Eventually, they plan to tie all of this research, which is yet-to-be-published, into work they’ve done to create neanderthalized brain organoids and versions meant to serve as models of neurological conditions like autism. The hope is to use their robot platform to compare these different types of organoids with each other and with a typical organoid, to see how they differ developmentally.
It’s ambitious work, as so much research surrounding organoids is. And, as with other experiments utilizing this promising new type of brain model, it’s treading into unknown ethical territory.
“If these were liver organoids or gut organoids, I don’t think anybody would be concerned,” says Insoo Hyun, a bioethicist at Case Western Reserve University in Cleveland who isn’t involved in Muotri’s work. But cerebral organoids bring some big ethical questions to the table, specifically because researchers have a pretty good hunch that the cortex, the area of the brain that organoids represent, is key to self-awareness.
Normally, growing a brain organoid in the lab means the model is “basically a disembodied brainlike thing,” Hyun says. He likens it to a sensory deprivation chamber where there are no signals coming in and none going out. “But if you have signals that are coming into it, and you’re doing experiments to see how it reacts to stimuli, then you might be starting to give it a little bit of the necessary support it might need to develop some kind of awareness.”

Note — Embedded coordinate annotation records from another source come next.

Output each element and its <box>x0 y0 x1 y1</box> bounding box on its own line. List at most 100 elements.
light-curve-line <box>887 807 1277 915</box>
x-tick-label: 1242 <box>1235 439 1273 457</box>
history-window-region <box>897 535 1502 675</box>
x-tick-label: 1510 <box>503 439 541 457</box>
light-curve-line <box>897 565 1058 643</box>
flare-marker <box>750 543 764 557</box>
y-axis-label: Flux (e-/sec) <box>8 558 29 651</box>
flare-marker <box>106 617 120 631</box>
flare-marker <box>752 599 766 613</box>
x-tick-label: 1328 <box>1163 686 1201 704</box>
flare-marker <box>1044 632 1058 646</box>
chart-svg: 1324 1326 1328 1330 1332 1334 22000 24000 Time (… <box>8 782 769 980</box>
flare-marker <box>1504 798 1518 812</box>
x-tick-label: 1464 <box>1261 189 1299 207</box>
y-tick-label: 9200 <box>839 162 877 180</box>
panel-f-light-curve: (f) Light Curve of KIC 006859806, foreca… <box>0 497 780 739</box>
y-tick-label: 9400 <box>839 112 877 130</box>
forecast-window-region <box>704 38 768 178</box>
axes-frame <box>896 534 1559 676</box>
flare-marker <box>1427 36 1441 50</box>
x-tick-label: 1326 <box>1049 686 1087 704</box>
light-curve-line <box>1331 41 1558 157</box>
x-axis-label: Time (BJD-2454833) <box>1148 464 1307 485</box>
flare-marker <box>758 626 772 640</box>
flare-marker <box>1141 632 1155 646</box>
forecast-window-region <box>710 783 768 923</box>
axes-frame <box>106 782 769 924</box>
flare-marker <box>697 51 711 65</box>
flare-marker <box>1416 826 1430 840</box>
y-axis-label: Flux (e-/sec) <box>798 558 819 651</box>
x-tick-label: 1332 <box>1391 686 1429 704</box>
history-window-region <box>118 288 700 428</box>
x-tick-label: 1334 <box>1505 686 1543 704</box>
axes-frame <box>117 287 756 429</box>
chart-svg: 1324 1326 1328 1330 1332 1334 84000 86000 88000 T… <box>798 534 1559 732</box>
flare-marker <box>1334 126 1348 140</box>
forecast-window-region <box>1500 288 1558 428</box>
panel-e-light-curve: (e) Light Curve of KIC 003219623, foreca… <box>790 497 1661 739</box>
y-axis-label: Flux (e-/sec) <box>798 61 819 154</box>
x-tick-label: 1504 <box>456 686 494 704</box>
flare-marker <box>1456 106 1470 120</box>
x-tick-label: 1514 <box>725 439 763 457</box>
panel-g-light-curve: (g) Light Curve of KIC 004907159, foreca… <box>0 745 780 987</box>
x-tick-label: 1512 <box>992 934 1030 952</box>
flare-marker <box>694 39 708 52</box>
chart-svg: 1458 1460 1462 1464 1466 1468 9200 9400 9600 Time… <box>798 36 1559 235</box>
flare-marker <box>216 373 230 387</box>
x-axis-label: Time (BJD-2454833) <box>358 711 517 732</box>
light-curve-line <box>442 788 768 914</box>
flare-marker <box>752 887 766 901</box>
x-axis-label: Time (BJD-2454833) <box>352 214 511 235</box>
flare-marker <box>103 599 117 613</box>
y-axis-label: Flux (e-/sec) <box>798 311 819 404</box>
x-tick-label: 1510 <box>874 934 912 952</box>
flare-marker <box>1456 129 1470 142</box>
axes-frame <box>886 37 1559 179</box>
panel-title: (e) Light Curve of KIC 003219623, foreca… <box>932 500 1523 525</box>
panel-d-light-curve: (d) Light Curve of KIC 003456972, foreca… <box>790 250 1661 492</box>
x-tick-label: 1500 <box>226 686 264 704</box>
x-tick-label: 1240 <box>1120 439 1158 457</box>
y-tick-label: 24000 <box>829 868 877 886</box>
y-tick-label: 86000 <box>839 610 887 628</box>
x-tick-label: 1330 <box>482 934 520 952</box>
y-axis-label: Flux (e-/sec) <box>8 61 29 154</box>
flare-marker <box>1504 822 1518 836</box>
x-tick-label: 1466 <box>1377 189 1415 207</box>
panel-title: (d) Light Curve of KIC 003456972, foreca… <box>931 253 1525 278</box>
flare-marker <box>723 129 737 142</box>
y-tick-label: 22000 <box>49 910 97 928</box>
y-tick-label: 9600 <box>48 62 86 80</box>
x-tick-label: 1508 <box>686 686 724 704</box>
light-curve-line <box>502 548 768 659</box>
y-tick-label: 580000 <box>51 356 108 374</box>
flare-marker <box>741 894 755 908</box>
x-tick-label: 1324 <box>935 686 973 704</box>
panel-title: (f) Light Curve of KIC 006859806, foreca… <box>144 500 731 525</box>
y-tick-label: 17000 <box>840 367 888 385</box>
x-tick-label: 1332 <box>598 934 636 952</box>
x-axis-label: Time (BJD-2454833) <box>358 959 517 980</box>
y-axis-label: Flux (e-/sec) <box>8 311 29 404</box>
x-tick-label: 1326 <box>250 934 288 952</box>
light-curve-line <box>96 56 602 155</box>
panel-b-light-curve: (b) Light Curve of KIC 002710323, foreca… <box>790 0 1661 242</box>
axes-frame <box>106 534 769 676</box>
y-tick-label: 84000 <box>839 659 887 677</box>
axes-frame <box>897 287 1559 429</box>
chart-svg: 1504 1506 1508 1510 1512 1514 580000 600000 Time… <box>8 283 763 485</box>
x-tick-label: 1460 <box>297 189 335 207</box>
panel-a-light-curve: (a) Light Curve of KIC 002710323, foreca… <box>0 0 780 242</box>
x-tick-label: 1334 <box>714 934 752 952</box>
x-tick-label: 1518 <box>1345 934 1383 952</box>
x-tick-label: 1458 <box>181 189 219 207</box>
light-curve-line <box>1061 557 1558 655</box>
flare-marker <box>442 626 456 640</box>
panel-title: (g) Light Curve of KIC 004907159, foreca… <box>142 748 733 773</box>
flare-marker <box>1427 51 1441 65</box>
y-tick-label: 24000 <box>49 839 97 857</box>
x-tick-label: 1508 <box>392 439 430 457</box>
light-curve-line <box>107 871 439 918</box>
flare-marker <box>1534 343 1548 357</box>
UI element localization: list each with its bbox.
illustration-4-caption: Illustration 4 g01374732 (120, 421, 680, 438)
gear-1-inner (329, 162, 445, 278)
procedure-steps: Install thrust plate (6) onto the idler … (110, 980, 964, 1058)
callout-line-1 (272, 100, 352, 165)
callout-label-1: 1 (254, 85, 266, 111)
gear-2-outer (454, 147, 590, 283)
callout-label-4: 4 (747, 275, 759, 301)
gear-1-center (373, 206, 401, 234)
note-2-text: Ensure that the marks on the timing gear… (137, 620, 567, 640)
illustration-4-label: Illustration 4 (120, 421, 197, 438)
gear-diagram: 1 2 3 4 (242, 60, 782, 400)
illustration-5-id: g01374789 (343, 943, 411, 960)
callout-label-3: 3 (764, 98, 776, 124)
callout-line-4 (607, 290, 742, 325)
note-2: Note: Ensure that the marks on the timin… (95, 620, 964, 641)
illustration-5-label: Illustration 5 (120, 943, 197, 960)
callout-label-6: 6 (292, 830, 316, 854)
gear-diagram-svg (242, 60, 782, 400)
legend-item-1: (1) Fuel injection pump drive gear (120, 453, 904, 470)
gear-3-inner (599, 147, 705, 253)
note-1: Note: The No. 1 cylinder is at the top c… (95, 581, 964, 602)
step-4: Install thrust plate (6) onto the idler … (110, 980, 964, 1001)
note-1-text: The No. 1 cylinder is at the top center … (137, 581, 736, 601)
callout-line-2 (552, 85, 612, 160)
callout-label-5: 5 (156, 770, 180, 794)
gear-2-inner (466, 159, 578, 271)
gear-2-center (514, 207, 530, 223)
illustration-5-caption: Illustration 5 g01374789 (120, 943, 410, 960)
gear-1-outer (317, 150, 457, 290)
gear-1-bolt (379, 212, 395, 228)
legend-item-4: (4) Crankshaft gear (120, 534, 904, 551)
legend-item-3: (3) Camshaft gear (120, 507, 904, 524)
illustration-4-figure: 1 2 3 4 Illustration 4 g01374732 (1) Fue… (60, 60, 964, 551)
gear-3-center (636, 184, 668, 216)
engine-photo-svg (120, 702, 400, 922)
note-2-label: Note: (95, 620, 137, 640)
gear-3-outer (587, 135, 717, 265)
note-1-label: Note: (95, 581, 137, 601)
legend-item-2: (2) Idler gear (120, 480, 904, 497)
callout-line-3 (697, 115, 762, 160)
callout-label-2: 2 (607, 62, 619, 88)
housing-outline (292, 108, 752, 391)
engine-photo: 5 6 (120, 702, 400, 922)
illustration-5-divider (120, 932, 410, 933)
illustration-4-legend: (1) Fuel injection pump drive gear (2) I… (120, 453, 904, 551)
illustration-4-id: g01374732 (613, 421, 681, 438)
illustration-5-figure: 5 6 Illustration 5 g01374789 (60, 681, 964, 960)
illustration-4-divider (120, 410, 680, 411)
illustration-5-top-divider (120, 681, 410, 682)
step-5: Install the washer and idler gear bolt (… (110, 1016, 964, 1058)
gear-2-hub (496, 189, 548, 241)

And that potential for consciousness, to whatever degree it may manifest, makes it difficult to decide what the most ethical approach is to using cerebral organoids. It’s similar to the concerns that are popping up around AI and the potential of machine consciousness.
Muotri, too, has been grappling with these issues and how the public will react, collaborating with ethicists to get their take on the direction his lab is pushing brain organoid technology. So far, he says the experts he’s spoken with don’t seem too concerned.
“They are less worried than I would imagine,” he says. “I would have thought that the public would have a different perception — that these are live, organic networks that are now connected to machines and might dominate the world. But they think that the public will not see that. And I’m unsure. I don’t know.”